NICOLE Kidman's many Australian fans can expect two films in as many weeks from the Oz star: Margot at the Wedding this week and The Invasion next.
Then, as Nicole and family wait for the birth of her first child expected mid-year her fans will be waiting until November for the birth of her next film: Australia, directed by Baz Luhrmann and co-starring Hugh Jackman.
In Margot at the Wedding, Nicole has the title role. And, no, it's not Margot's wedding but that of her sister Pauline (Jennifer Jason Leigh), with Jack Black as the impending bridegroom (most unsuitable, according to the acid-tongued Margot).
As the two ultra-competitive sisters virtually hate each other, there are plenty of verbal fireworks in this comedy/drama written and directed by Noah Baumbach.
More on Nicole's next film, The Invasion, co-starring James Bond (Daniel Craig) in your Leadernext week.
There are plenty of verbal fireworks in The Bucket List when billionaire Edward Cole (a wonderful Jack Nicholson) finds a black mechanic (Morgan Freeman) sharing his two-bed hospital room.
The two will become good friends, checking off items on their "bucket list" things to do before kicking the bucket. The film is warm and funny with an emotional kick.
Don't expect warmth and humour in Rambo, rated R, produced by, written by, directed by and starring Sylvester Stallone. Yes, folks, at 61 and a year after reprising his Rocky Balboa role for the seventh time,the Italian Stallion is back playing John Rambo for the fourth time rumbling in the jungle reprising the role he first played in 1982 in First Blood,
which of course was followed by First Blood Part II (1985) and Rambo III in 1988, now, the Vietnam vet is back for the fourth time.
In the new Rambo, Stallone is rumbling in the jungles of Myanmar (formally Burma), where the film is officially banned.
According to one internet site, there are more killings in this film than any of the previous three with an average 2.59 killings per minute!
For the second time in his career, Michael Caine is appearing in a movie version of Anthony Shaffer's clever stage thriller, Sleuth, but with one big difference.
In 1972, he played the young lover of the wife of an older man, a mystery writer played by Laurence Olivier. This time around Caine is playing the older role with Jude Law as the brash young lover.
After eight previous pairings, brother and sister actors John and Joan Cusack are back together in their ninth film, an appealing drama called Martian Child, rated PG.

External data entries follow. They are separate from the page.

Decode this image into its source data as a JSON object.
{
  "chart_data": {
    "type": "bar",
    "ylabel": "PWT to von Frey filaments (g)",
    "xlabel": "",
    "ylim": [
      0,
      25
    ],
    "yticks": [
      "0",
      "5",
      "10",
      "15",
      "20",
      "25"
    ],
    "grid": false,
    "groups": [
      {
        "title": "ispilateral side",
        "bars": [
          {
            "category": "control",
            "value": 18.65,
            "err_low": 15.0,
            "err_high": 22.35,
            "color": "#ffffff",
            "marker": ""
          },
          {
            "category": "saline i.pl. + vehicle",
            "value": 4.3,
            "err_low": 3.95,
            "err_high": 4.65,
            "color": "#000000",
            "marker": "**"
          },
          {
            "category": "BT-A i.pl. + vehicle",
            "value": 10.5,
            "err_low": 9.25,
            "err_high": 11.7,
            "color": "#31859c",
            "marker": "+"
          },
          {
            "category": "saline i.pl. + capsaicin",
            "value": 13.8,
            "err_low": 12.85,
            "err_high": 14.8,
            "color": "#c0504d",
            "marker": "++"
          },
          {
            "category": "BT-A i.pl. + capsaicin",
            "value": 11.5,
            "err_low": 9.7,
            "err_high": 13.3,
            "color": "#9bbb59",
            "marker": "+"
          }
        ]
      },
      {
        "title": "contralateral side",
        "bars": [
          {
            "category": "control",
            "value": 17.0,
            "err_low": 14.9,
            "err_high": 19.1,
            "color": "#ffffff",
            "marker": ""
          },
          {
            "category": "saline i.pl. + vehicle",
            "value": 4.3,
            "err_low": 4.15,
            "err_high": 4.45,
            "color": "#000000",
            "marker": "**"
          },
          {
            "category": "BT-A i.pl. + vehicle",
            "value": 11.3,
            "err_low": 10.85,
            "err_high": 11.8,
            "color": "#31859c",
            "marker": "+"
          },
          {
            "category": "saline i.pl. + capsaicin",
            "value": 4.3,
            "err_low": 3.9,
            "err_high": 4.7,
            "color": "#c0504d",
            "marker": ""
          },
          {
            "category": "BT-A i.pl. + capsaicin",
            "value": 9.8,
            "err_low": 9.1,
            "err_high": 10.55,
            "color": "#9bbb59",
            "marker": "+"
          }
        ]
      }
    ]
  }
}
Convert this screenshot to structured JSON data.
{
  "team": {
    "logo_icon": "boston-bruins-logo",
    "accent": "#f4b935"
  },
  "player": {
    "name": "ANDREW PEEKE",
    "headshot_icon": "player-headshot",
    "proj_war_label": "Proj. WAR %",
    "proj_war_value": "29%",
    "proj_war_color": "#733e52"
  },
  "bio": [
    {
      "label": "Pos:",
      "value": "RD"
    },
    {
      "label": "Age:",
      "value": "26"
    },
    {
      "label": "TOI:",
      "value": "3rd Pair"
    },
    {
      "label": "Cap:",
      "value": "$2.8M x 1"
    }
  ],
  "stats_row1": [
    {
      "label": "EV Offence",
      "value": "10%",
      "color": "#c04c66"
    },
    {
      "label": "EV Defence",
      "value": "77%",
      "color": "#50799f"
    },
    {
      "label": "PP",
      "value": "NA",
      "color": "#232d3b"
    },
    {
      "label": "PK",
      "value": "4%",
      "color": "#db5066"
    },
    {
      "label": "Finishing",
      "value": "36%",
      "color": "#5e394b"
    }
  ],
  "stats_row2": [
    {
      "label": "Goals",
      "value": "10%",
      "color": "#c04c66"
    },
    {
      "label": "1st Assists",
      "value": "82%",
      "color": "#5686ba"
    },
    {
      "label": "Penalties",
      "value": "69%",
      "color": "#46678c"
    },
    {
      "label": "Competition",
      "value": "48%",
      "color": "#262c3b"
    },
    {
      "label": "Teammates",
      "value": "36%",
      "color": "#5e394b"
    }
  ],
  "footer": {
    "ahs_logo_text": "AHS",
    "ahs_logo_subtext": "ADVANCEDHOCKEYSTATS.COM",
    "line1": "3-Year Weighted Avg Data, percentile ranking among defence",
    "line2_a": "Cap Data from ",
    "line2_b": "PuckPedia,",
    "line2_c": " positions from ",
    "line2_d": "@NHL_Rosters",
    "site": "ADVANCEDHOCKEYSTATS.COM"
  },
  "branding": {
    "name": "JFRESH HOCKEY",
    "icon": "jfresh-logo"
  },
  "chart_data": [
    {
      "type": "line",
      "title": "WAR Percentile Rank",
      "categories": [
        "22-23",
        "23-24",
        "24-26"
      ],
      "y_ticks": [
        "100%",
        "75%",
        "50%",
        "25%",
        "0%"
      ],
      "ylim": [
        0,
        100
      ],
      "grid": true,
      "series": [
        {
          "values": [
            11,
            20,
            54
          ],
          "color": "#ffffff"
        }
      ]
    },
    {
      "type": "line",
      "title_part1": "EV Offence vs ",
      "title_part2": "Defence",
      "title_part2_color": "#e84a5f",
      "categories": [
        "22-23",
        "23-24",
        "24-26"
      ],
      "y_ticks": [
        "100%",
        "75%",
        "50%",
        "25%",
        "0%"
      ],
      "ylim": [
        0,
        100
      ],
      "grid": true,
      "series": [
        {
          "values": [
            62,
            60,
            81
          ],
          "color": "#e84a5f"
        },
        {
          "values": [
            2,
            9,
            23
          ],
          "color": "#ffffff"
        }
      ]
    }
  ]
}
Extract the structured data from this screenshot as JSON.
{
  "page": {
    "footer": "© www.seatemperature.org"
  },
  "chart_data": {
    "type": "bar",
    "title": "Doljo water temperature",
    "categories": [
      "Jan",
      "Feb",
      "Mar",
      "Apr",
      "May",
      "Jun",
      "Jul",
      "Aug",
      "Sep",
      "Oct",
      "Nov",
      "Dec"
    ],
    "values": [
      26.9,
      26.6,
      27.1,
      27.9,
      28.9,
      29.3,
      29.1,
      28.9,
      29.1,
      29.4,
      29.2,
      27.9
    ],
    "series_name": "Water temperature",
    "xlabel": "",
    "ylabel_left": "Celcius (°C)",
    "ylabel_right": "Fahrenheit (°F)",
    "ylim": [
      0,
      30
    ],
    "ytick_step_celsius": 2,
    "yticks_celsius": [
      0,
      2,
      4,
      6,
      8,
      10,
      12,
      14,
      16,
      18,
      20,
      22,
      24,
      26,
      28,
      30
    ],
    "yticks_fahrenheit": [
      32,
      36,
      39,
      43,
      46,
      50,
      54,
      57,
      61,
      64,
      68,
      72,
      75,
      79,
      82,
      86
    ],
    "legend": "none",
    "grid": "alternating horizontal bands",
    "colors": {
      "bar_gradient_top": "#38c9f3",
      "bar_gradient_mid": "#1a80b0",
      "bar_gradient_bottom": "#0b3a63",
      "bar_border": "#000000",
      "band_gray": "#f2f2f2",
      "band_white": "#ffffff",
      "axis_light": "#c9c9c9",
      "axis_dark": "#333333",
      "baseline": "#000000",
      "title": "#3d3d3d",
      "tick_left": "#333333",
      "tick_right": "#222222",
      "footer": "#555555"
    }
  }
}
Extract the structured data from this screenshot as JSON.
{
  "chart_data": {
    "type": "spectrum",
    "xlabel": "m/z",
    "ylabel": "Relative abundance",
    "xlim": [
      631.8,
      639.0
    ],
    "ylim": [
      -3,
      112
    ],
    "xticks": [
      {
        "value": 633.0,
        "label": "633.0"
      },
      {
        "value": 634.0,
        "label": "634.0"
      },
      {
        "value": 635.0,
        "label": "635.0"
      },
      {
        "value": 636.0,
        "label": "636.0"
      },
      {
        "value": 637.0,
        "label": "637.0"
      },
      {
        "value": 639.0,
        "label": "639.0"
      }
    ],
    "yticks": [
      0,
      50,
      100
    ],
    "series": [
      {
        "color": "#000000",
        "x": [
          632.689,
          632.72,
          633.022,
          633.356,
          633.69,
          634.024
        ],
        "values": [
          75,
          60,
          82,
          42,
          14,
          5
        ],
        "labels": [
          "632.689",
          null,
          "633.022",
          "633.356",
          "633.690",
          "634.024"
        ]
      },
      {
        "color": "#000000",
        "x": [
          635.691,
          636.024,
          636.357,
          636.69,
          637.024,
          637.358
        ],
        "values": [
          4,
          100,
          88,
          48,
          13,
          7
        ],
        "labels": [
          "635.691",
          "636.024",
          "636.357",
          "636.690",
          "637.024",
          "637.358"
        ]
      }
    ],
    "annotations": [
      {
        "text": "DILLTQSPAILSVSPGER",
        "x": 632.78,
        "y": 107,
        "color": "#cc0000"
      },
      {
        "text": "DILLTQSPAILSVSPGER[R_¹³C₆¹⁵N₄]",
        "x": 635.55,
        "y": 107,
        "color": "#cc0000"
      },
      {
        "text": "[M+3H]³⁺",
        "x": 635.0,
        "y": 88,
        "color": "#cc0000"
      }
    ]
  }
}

The John half of the Cusacks plays a widowed science fiction writer who is considering adopting an orphan boy named Dennis (Bobby Coleman) who, at the tender age of six, fervantly believes he is from Mars.
Freddie Highmore, who was Charlie in Charlie and the Chocolate Factory turned sixteen just last week and stars this week a a teen musician in August Rush, a sentimental drama in which the boy hopes to use the magic of music to find and reunite the parents he has never known.
Give the name August Rush by a Fagin-style character (the film is full of links to Oliver Twist) the boy joins other kids as semi-professional buskers in New York where his parents. who knew each other only for the brief fling that resulted in his birth, might just all meet up together.